Busch made his first NASCAR start on the Las Vegas oval in 2001 driving for Roush Fenway Racing. Between then and Sunday, he won 31 Cup races, the 2004 championship and the 2017 Daytona 500.

But his home track eluded him until his 21st year competing on the sport’s top circuit.

Busch said Sunday’s win is “right there underneath” his Daytona win and the championship.

“Any time you win, it’s special,” Busch said. “But to do it in front of my hometown crowd and nobody was there (due to the COVID-19 pandemic) and all the people that I see every time I come to Vegas and I get to say thank you and I can’t right now, that’s the hardest part. So this one is easily ramping up to being my third most favorite win ever.

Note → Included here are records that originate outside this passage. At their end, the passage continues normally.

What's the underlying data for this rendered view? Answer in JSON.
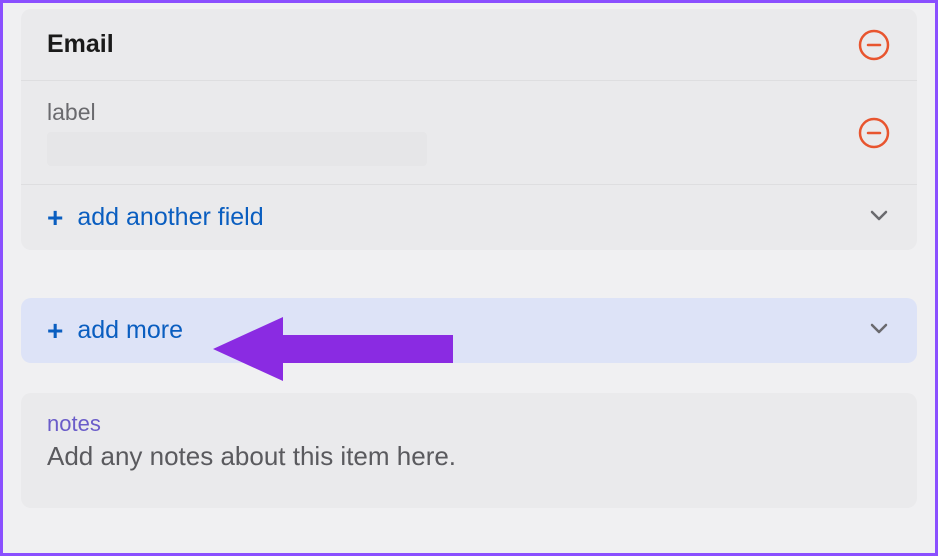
{
  "section": {
    "title": "Email",
    "field_label": "label",
    "add_field_label": "add another field"
  },
  "add_more_label": "add more",
  "notes": {
    "label": "notes",
    "placeholder": "Add any notes about this item here."
  },
  "colors": {
    "accent_blue": "#0a5ec0",
    "highlight_bg": "#dde3f7",
    "annotation_purple": "#8a2be2",
    "remove_stroke": "#e8552f",
    "notes_label": "#6a5cc9"
  }
}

“Right now it’s my favorite because it’s here, it’s Vegas, and I have so many people to thank. They know they helped me, and they know who they are, and it just all started with mom and dad taking me to the racetrack right here at the Bullring in Las Vegas.”

The Busch family got to celebrate more than one win over the weekend.

The night before Kurt’s Vegas breakthrough, a third generation racer got his first taste of victory.

Kyle and Samantha Busch’s son, Brexton, won his first karting race and celebrated with his parents in Victory Lane.

“It’s so much fun to watch him and just to see his excitement and how much he enjoys going to the race track and being with is friends,” Kyle Busch said after his sixth-place finish Sunday. “It’s three generations worth, I guess. My dad (Tom) did it, myself and Kurt and now him. It’s pretty fun to just be out there. My dad is kind of the truck driver, the team manager, the crew chief, the lead mechanic and all that stuff on his kart.

“He’s got a big task at hand in order to get it all ready to go and get us to the race track every week. It’s been fun to see (Brexton) and to see how excited he was when he was able to win and beat the other competition that was out there and to see his joy. I told him, ‘Whatever that feeling is, whatever you’re feeling, however that sits in you, that’s feasible, that’s possible a lot more often than just one time. So don’t rest on just getting one, we gotta go out there and fight for more.'”

Kurt Busch wasn’t there for his nephew’s win, but he got all the details from his sister-in-law as they flew to Las Vegas.

“It definitely felt like a generational shift was happening,” he said. “But maybe not. Maybe not. This old guy has still got it going on.”